The real treatment of eating disorders
We have already stipulated that willpower is not the solution to eating disorders, as up to 2 out of 10 people who decide to carry them on their own end up dying. So what to do?
You may be surprised to learn this fact, but according to the scientific paper Anorexia nervosapublished in the BMJ in 2007, it is estimated that anorexia and other disorders require an average recovery time of 5 to 6 years after diagnosis, which entails regular monitoring and, in many cases, consecutive interventions. and, in many cases, consecutive interventions. Thirty percent of patients do not fully recover at any time.
In addition, drastic hospital interventions that deprive the patient of all freedom and autonomy have been largely discredited: this is only done when the patient's life is in danger. In the long term, family therapy in adolescents and cognitive-behavioral therapy in adults have shown good results, always with emphasis on the patient's freedom and autonomy.In the long term, family therapy in adolescents and cognitive-behavioral therapy in adults have shown good results, always emphasizing the normalization of ideal eating habits and promoting a change in the patient's distorted thoughts about image.
It is necessary to accept, but not to normalize
One of the major difficulties in the treatment of eating disorders is that many patients do not see their condition as a pathological condition, but as a lifestyle choice. Vomiting food is an obvious sign of an illness, but choosing selectively and obsessively at all times what to eat or "stop eating for a few days because I look fat" enters a gray area that, in many cases, is excused within normality.

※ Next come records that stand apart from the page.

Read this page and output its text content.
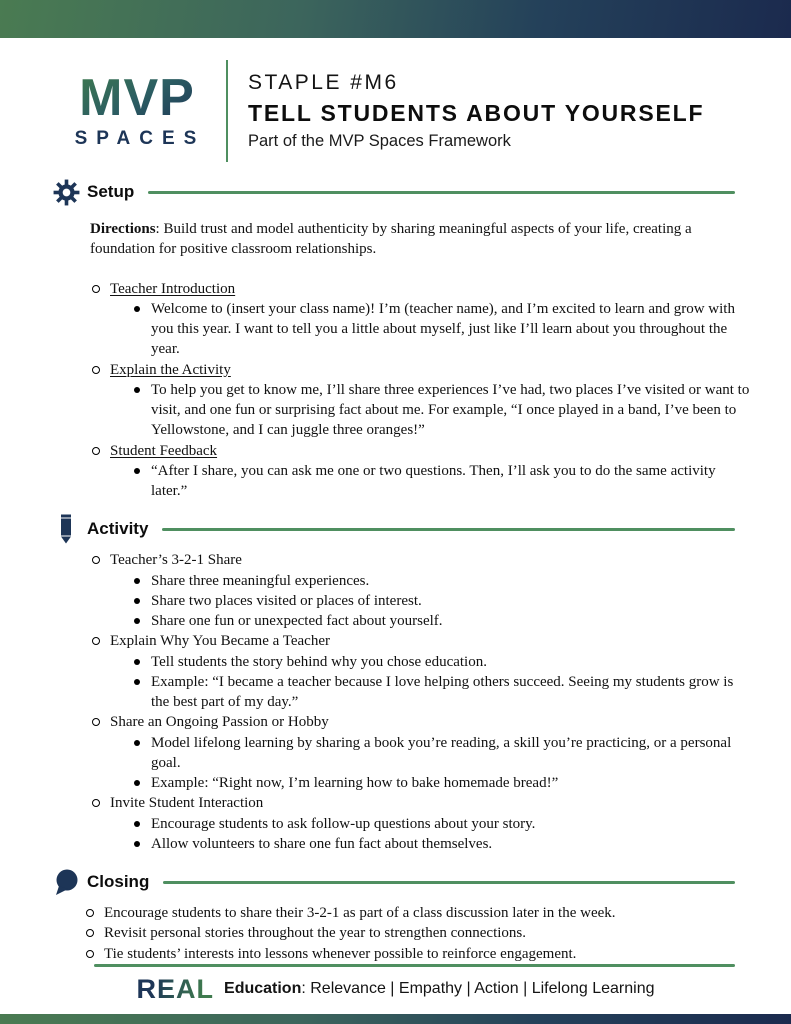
MVP
SPACES
STAPLE #M6
TELL STUDENTS ABOUT YOURSELF
Part of the MVP Spaces Framework
Setup

Directions: Build trust and model authenticity by sharing meaningful aspects of your life, creating a foundation for positive classroom relationships.

Teacher Introduction
Welcome to (insert your class name)! I’m (teacher name), and I’m excited to learn and grow with you this year. I want to tell you a little about myself, just like I’ll learn about you throughout the year.
Explain the Activity
To help you get to know me, I’ll share three experiences I’ve had, two places I’ve visited or want to visit, and one fun or surprising fact about me. For example, “I once played in a band, I’ve been to Yellowstone, and I can juggle three oranges!”
Student Feedback
“After I share, you can ask me one or two questions. Then, I’ll ask you to do the same activity later.”
Activity
Teacher’s 3-2-1 Share
Share three meaningful experiences.
Share two places visited or places of interest.
Share one fun or unexpected fact about yourself.
Explain Why You Became a Teacher
Tell students the story behind why you chose education.
Example: “I became a teacher because I love helping others succeed. Seeing my students grow is the best part of my day.”
Share an Ongoing Passion or Hobby
Model lifelong learning by sharing a book you’re reading, a skill you’re practicing, or a personal goal.
Example: “Right now, I’m learning how to bake homemade bread!”
Invite Student Interaction
Encourage students to ask follow-up questions about your story.
Allow volunteers to share one fun fact about themselves.
Closing
Encourage students to share their 3-2-1 as part of a class discussion later in the week.
Revisit personal stories throughout the year to strengthen connections.
Tie students’ interests into lessons whenever possible to reinforce engagement.
REAL Education: Relevance | Empathy | Action | Lifelong Learning
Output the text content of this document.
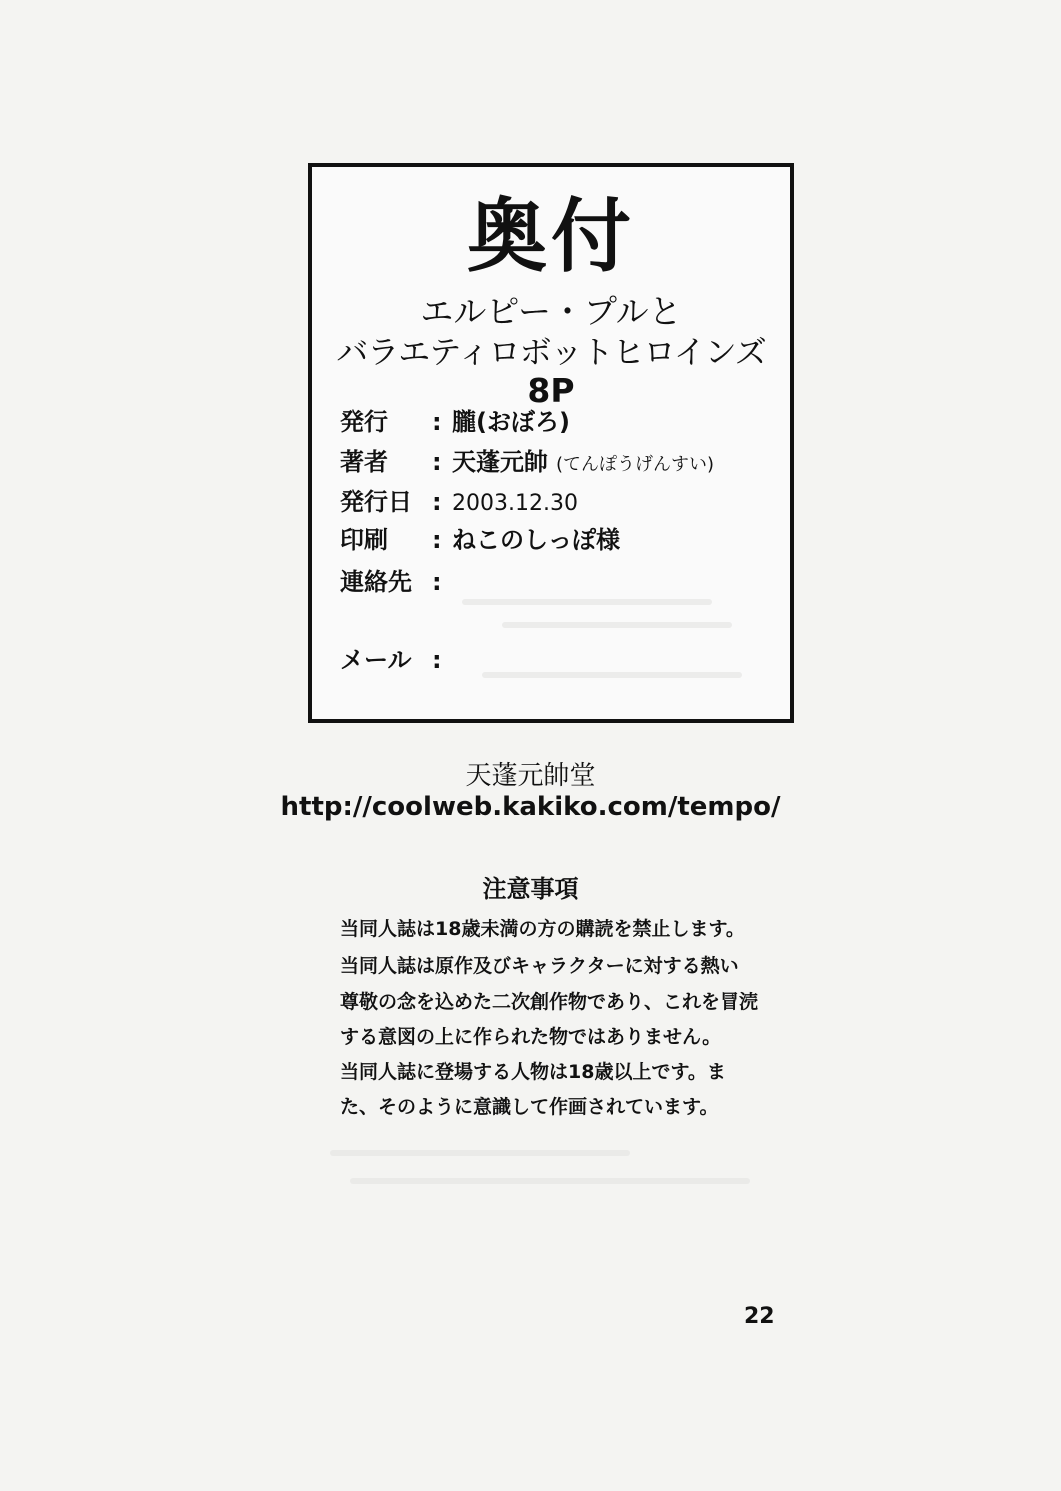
奥付
エルピー・プルと
バラエティロボットヒロインズ
8P
発行 : 朧(おぼろ)
著者 : 天蓬元帥 (てんぽうげんすい)
発行日 : 2003.12.30
印刷 : ねこのしっぽ様
連絡先 :
メール :
天蓬元帥堂
http://coolweb.kakiko.com/tempo/
注意事項
当同人誌は18歳未満の方の購読を禁止します。
当同人誌は原作及びキャラクターに対する熱い
尊敬の念を込めた二次創作物であり、これを冒涜
する意図の上に作られた物ではありません。
当同人誌に登場する人物は18歳以上です。ま
た、そのように意識して作画されています。
22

The reality is that no obsessive behavior is normal. If you count every calorie of every food, if you stop eating as soon as you gain a kilo of weight, if you are ashamed of your physical appearance or if you notice that your life revolves around a conflictive relationship with food, you need help. Anorexia, bulimia and other disorders have a solution, but only if the patient is willing to recognize his or her problem and decides to put him or herself in the hands of a multidisciplinary team of professionals.